Pour ceux qui ont la chance … d’avoir mon âge, les révolutions, les mutations, les bouleversements, les transformations ne sont pas terre inconnue. Cela fait trente ans au moins que notre vie professionnelle est marquée par ces accélérations de l’histoire, qui ont entrainé dans la société, donc chez nos clients, puis dans nos agences et bien sûr dans nos métiers de profonds changements. On évitera rétrospectivement de les classer comme au hit-parade, ou de leur accoler des superlatifs du type « la plus importante », « la plus impactante », « la plus historique » qui manqueraient d’éléments tangibles pour en appuyer l’objectivation. Chacune de ces révolutions nous a conduit à nous adapter ; parfois avec enthousiasme, parfois sous la contrainte.
La chute du mur de Berlin n’a pas seulement envoyé aux images d’archives le souvenir de la bipolarisation du monde et façonné une nouvelle Europe, mais a ouvert la porte à une mondialisation qui allait s’accélérer, bouleversant les équilibres économiques et la répartition des emplois dans le monde. Nouveaux marchés, nouvelles frontières pour nos clients, leurs priorités changeaient. Nous devions apprendre à penser « global ».
La financiarisation est arrivée dans la foulée, mettant sous contrainte l’ensemble de l’économie. Notre bagage de communication « corporate » devait affronter au quotidien la place prise par la communication financière. Il fallait comprendre les marchés et leurs règles, les analyses sell-side et buy side, les put et les call, les « short ». Il fallait accepter que nos beaux communiqués de presse soient relus 23 fois par la finance et le juridique.

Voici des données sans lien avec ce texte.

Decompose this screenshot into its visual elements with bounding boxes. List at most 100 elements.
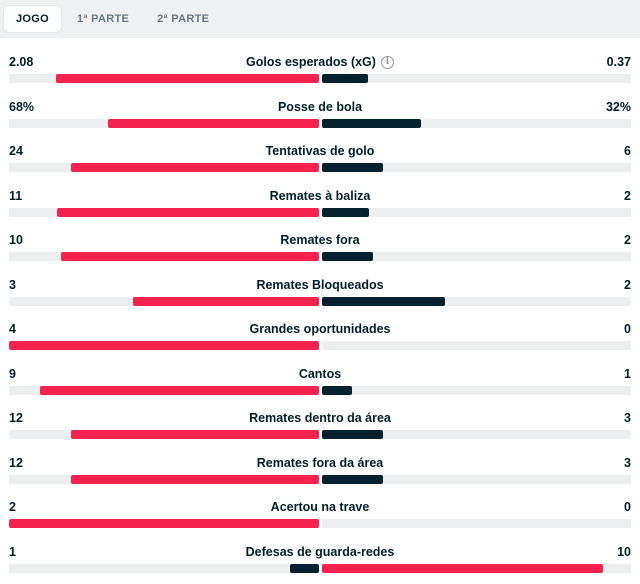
away-value: 32% [605,99,631,114]
home-bar-track [9,430,319,439]
stat-bars [9,252,631,261]
stat-values: 3 Remates Bloqueados 2 [9,277,631,293]
stat-row: 10 Remates fora 2 [9,216,631,261]
stat-bars [9,519,631,528]
stat-bars [9,74,631,83]
away-value: 0 [624,500,631,514]
away-bar-fill [321,385,353,395]
stat-label: Posse de bola [9,100,631,114]
away-value: 3 [624,455,631,470]
home-bar-fill [132,296,319,306]
stat-label: Remates fora da área [9,456,631,470]
stat-label-text: Remates fora [280,233,360,247]
away-bar-track [321,519,631,528]
away-value: 3 [624,411,631,425]
tab-2a-parte[interactable]: 2ª PARTE [157,13,210,25]
period-tabs: JOGO 1ª PARTE 2ª PARTE [0,0,640,38]
away-value: 6 [624,144,631,158]
away-value: 2 [624,188,631,203]
home-bar-fill [9,519,319,528]
stat-bars [9,163,631,172]
home-value: 9 [9,366,16,381]
away-bar-track [321,118,631,128]
stat-bars [9,207,631,217]
stat-label-text: Defesas de guarda-redes [245,544,395,559]
stat-label-text: Acertou na trave [270,500,370,514]
stat-label: Remates Bloqueados [9,278,631,292]
home-value: 2 [9,500,16,514]
home-bar-track [9,341,319,350]
stat-row: 12 Remates dentro da área 3 [9,394,631,439]
home-value: 24 [9,144,23,158]
away-bar-track [321,296,631,306]
home-bar-track [9,563,319,573]
stat-row: 2.08 Golos esperados (xG) i 0.37 [9,38,631,83]
away-bar-fill [321,430,384,439]
away-bar-fill [321,74,369,83]
away-bar-fill [321,296,446,306]
home-value: 2.08 [9,55,34,69]
stat-values: 9 Cantos 1 [9,366,631,382]
home-bar-fill [290,563,319,573]
stat-values: 11 Remates à baliza 2 [9,188,631,204]
stat-label-text: Cantos [298,366,342,381]
away-value: 0.37 [606,55,631,69]
stat-row: 68% Posse de bola 32% [9,83,631,128]
stat-values: 68% Posse de bola 32% [9,99,631,115]
stat-bars [9,474,631,484]
stat-values: 10 Remates fora 2 [9,232,631,248]
stat-bars [9,118,631,128]
home-value: 11 [9,188,23,203]
home-bar-track [9,385,319,395]
tab-1a-parte[interactable]: 1ª PARTE [77,13,130,25]
away-bar-track [321,341,631,350]
stat-bars [9,430,631,439]
away-value: 2 [624,277,631,292]
stat-row: 1 Defesas de guarda-redes 10 [9,528,631,573]
tab-jogo[interactable]: JOGO [4,6,61,32]
stat-bars [9,563,631,573]
stat-label: Acertou na trave [9,500,631,514]
home-bar-track [9,118,319,128]
stat-label-text: Golos esperados (xG) [246,55,376,69]
stat-label-text: Remates à baliza [269,188,371,203]
away-bar-track [321,74,631,83]
stat-label: Remates fora [9,233,631,247]
stat-bars [9,296,631,306]
stat-label: Defesas de guarda-redes [9,545,631,559]
home-bar-track [9,163,319,172]
away-value: 10 [617,544,631,559]
stat-values: 12 Remates fora da área 3 [9,455,631,471]
away-bar-fill [321,252,374,261]
home-bar-fill [70,163,319,172]
away-value: 2 [624,233,631,247]
home-value: 4 [9,322,16,336]
home-bar-fill [60,252,319,261]
home-value: 3 [9,277,16,292]
away-bar-fill [321,207,370,217]
away-bar-track [321,385,631,395]
home-bar-fill [70,474,319,484]
stat-row: 9 Cantos 1 [9,350,631,395]
stat-values: 12 Remates dentro da área 3 [9,410,631,426]
away-value: 1 [624,366,631,381]
stat-label: Grandes oportunidades [9,322,631,336]
stat-label-text: Tentativas de golo [265,144,375,158]
home-bar-fill [56,207,319,217]
away-bar-fill [321,563,603,573]
stat-label: Cantos [9,367,631,381]
away-bar-track [321,163,631,172]
stat-label: Remates dentro da área [9,411,631,425]
home-value: 10 [9,233,23,247]
stat-row: 2 Acertou na trave 0 [9,483,631,528]
home-value: 1 [9,544,16,559]
stat-bars [9,341,631,350]
away-value: 0 [624,322,631,336]
home-bar-track [9,296,319,306]
away-bar-track [321,252,631,261]
stat-values: 2 Acertou na trave 0 [9,499,631,515]
info-icon[interactable]: i [380,55,394,69]
stat-values: 2.08 Golos esperados (xG) i 0.37 [9,54,631,70]
home-bar-fill [108,118,319,128]
away-bar-fill [321,474,384,484]
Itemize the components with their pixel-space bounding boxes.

Il nous a fallu surtout rythmer la communication sous la contrainte du court-terme, des publications trimestrielles et vivre avec la pression du cours de bourse qui s’affichait alors en permanence sur le bureau du dirigeant. Notre métier n’était plus le même. Notre territoire de communication n’était plus le même.
Responsabilité de l’entreprise et exigence environnementale : les deux mutations de 2019
La digitalisation a pris le relais, bouleversant tout ou presque, des modes de travail aux modèles économiques, et pour nous de la fabrique de l’opinion aux nouvelles mobilisations. Cette révolution-là n’a pas simplement emporté nos vieux fax dans les bagages d’Outlook. Elle nous a dicté (trop) l’immédiateté. Elle a horizontalisé la part de voix dans le débat public. Elle a multiplié les sources d’information en remettant en même temps en cause leur fiabilité. Elle a imposé la transparence, permanente et totale comme pré-requis à la communication. Elle a bouleversé nos réponses aux situations de crise. Nos fondamentaux métiers ne sont plus les mêmes.
La trêve des confiseurs est toujours l’occasion de reprendre ses agendas, et d’essayer de revenir sur ce qu’on a fait de nouveau au cours de l’année écoulée. Je n’ai pas eu longtemps à chercher. Au-delà de la crise sociale qui a marqué notre pays, c’est en 2019 que deux mutations, étroitement liées se sont imposées dans nos métiers : la responsabilité de l’entreprise et l’exigence environnementale. 2019 a été incontestablement en la matière une année de bascule. La loi Pacte a eu l’effet qu’escomptaient ses promoteurs en agissant comme un signal. Et le dérèglement climatique, avec son cortège de conséquences, a d’une part fini de convaincre les sceptiques et d’autre part déclenché une mobilisation collective sans précédent. Chez les citoyens, dans les entreprises, et donc pour nos métiers. Jamais dans mon expérience de consultant, un enjeu ne s’était imposé aussi rapidement et aussi fortement au contact des clients. Enjeu d’opinion pour mesurer l’ampleur de la prise de conscience, les changements de comportement, les freins et les questionnements. Enjeu d’expertise bien sûr pour comprendre l’impact réel des décisions ou le rôle des nouveaux influenceurs. Enjeu d’appropriation aussi pour mobiliser et faire partager l’urgence à agir. Les agendas des réunions clients, les thèmes des notes et des actions proposées, les expressions des dirigeants ont placé en 2019 ce sujet de la responsabilité de l’entreprise et de l’exigence environnementale comme priorité.
Cette révolution n’est ni la première ni la dernière. Elle a cependant quelque chose de spécifique. Notre métier n’est plus seulement de rendre audible ce qui est dit, mais de rendre crédible ce qui est fait. Il n’est plus simplement un accompagnement mais bien un engagement. Cette fois, c’est n’est pas simplement notre métier qui change. C’est notre responsabilité qui n’est plus la même.